The boy who wanted to teach had found his true vocation. In 1949 Strauss was elected to the first postwar Bundestag. At 33, he was the leader of Bavaria's delegation by virtue of his party post. "Anyone who wants a weapon in his hand," he said in one of his first speeches, "should have his hand cut off."

It was then Allied occupation policy not only to enforce total disarmament of a nation that had thrice in 70 years invaded its neighbors, but to re-educate Germans to hate militarism. The Com munist invasion of Korea changed all that. The danger that limited war could start in Europe, too, led U.S. Secretary of State Dean Acheson, in September 1950, to propose the rearmament of West Germans under NATO command. (The Communists had already organized their East Germans in paramilitary "police" units.)
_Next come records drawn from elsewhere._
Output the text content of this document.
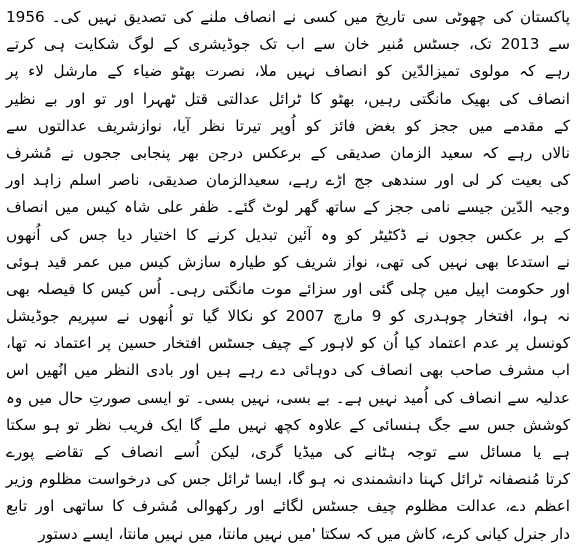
پاکستان کی چھوٹی سی تاریخ میں کسی نے انصاف ملنے کی تصدیق نہیں کی۔ 1956
سے 2013 تک، جسٹس مُنیر خان سے اب تک جوڈیشری کے لوگ شکایت ہی کرتے
رہے کہ مولوی تمیزالدّین کو انصاف نہیں ملا، نصرت بھٹو ضیاء کے مارشل لاء پر
انصاف کی بھیک مانگتی رہیں، بھٹو کا ٹرائل عدالتی قتل ٹھہرا اور تو اور بے نظیر
کے مقدمے میں ججز کو بغض فائز کو اُوپر تیرتا نظر آیا، نوازشریف عدالتوں سے
نالاں رہے کہ سعید الزمان صدیقی کے برعکس درجن بھر پنجابی ججوں نے مُشرف
کی بعیت کر لی اور سندھی جج اڑے رہے، سعیدالزمان صدیقی، ناصر اسلم زاہد اور
وجیہ الدّین جیسے نامی ججز کے ساتھ گھر لوٹ گئے۔ ظفر علی شاہ کیس میں انصاف
کے بر عکس ججوں نے ڈکٹیٹر کو وہ آئین تبدیل کرنے کا اختیار دیا جس کی اُنھوں
نے استدعا بھی نہیں کی تھی، نواز شریف کو طیارہ سازش کیس میں عمر قید ہوئی
اور حکومت اپیل میں چلی گئی اور سزائے موت مانگتی رہی۔ اُس کیس کا فیصلہ بھی
نہ ہوا، افتخار چوہدری کو 9 مارچ 2007 کو نکالا گیا تو اُنھوں نے سپریم جوڈیشل
کونسل پر عدم اعتماد کیا اُن کو لاہور کے چیف جسٹس افتخار حسین پر اعتماد نہ تھا،
اب مشرف صاحب بھی انصاف کی دوہائی دے رہے ہیں اور بادی النظر میں انُھیں اس
عدلیہ سے انصاف کی اُمید نہیں ہے۔ بے بسی، نہیں بسی۔ تو ایسی صورتِ حال میں وہ
کوشش جس سے جگ ہنسائی کے علاوہ کچھ نہیں ملے گا ایک فریب نظر تو ہو سکتا
ہے یا مسائل سے توجہ ہٹانے کی میڈیا گری، لیکن اُسے انصاف کے تقاضے پورے
کرتا مُنصفانہ ٹرائل کہنا دانشمندی نہ ہو گا، ایسا ٹرائل جس کی درخواست مظلوم وزیر
اعظم دے، عدالت مظلوم چیف جسٹس لگائے اور رکھوالی مُشرف کا ساتھی اور تابع
دار جنرل کیانی کرے، کاش میں کہ سکتا 'میں نہیں مانتا، میں نہیں مانتا، ایسے دستور
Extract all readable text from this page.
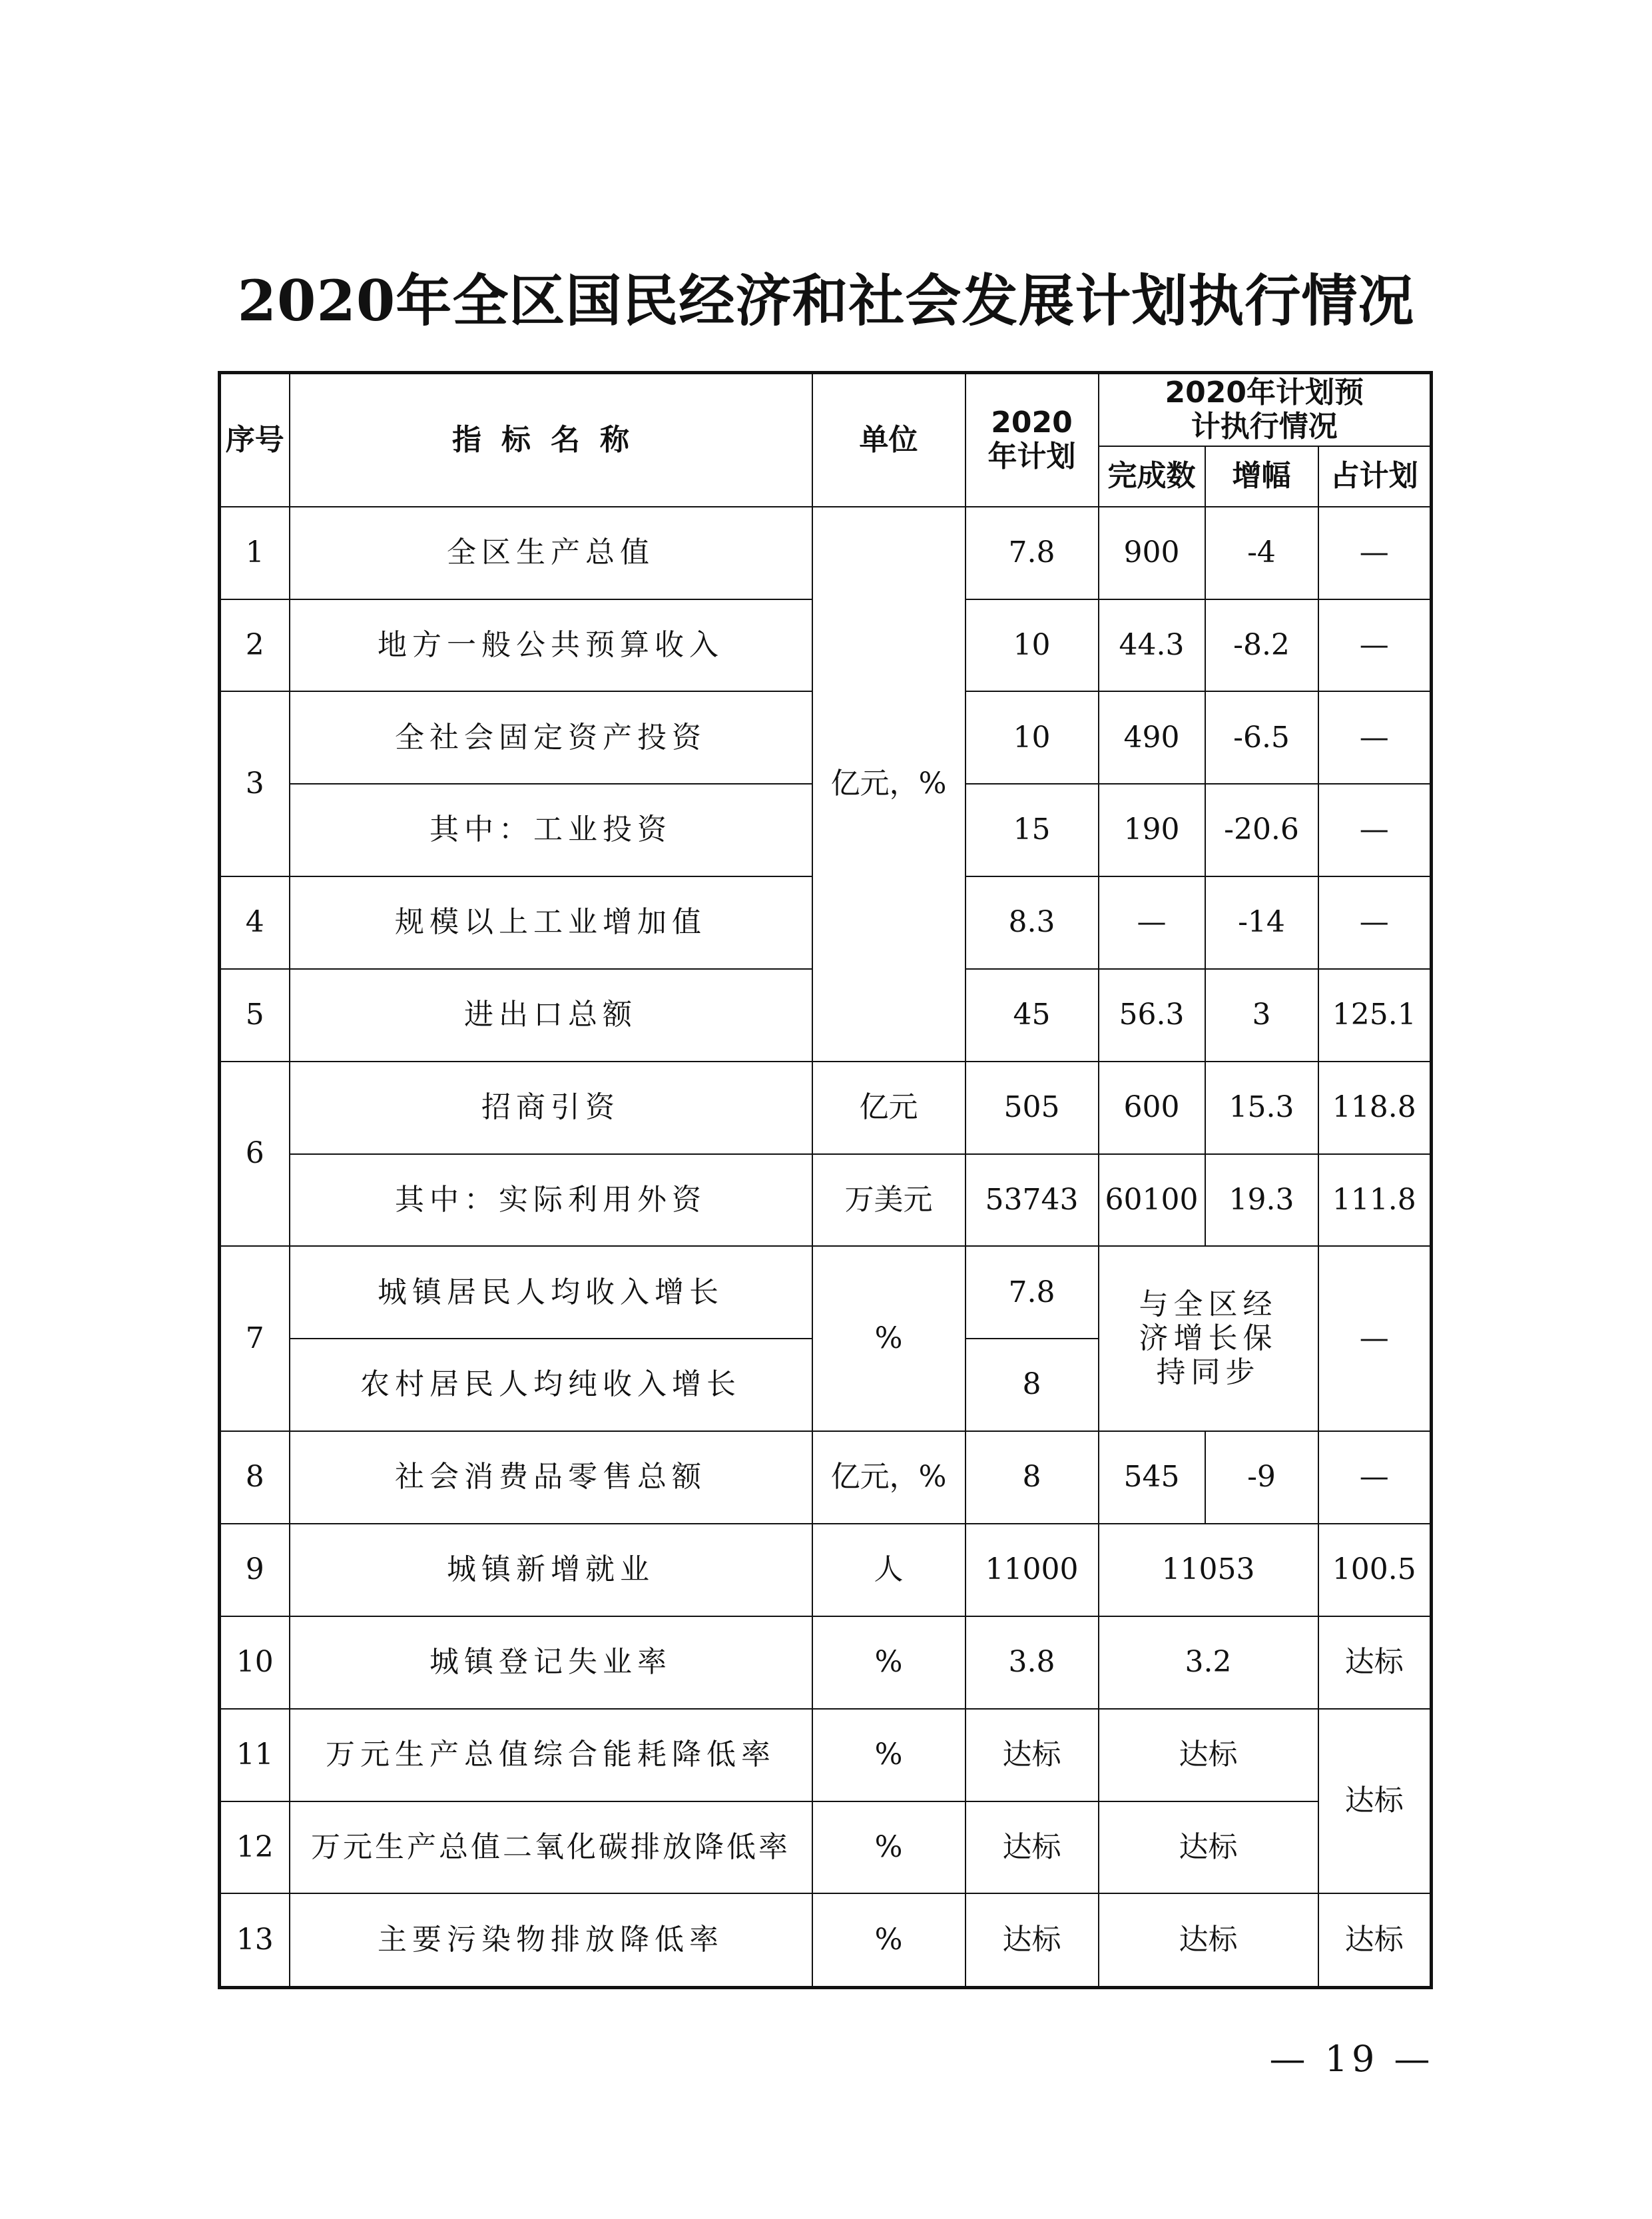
2020年全区国民经济和社会发展计划执行情况
序号	指标名称	单位	2020年计划	2020年计划预计执行情况		
				完成数	增幅	占计划
1	全区生产总值	亿元，%	7.8	900	-4	—
2	地方一般公共预算收入		10	44.3	-8.2	—
3	全社会固定资产投资		10	490	-6.5	—
	其中：工业投资		15	190	-20.6	—
4	规模以上工业增加值		8.3	—	-14	—
5	进出口总额		45	56.3	3	125.1
6	招商引资	亿元	505	600	15.3	118.8
	其中：实际利用外资	万美元	53743	60100	19.3	111.8
7	城镇居民人均收入增长	%	7.8	与全区经济增长保持同步		—
	农村居民人均纯收入增长		8			
8	社会消费品零售总额	亿元，%	8	545	-9	—
9	城镇新增就业	人	11000	11053		100.5
10	城镇登记失业率	%	3.8	3.2		达标
11	万元生产总值综合能耗降低率	%	达标	达标		达标
12	万元生产总值二氧化碳排放降低率	%	达标	达标		
13	主要污染物排放降低率	%	达标	达标		达标
— 19 —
In West Germany, Acheson's proposal met with sharp resistance. "Believe me," observed then-President Theodor Heuss, "at first it was not very easy to explain to the man in the street that it was his duty to do military service, after he had been told by propaganda that his previous military service had been bordering on criminal action." By this time, Franz Josef Strauss had observed that the man to get along with in German politics was Konrad Adenauer. When Adenauer, under Allied pressure, began talking up German rear mament, Strauss did too. It looked like a road to political power.

Crashing the Cabinet. In the face of heckling by table-banging Socialists, Adenauer once faltered. Strauss leaped to his feet, bellowed the opposition into silence as he argued that Russia was out to absorb Germany and that Germany's only hope lay with alliance with the West. "However much I like to see them talk to each other, I still would not like to see Dr. Adenauer and Dr. Schumacher [then Socialist leader] talk behind barbed wire in the Urals about what they should have done in the spring of 1952," he cried. Der Alte was so moved that he strode down to wring Strauss's hand. After Strauss delivered a big Bavarian majority in the 1953 elections, Adenauer offered him the Ministry for Family and Youth Affairs. "Me, a bachelor, in charge of family affairs?" countered Strauss, who was leading a pretty gay life in the wine-houses of Bonn. He settled for Minister Without Portfolio, a likelier steppingstone to the defense ministry.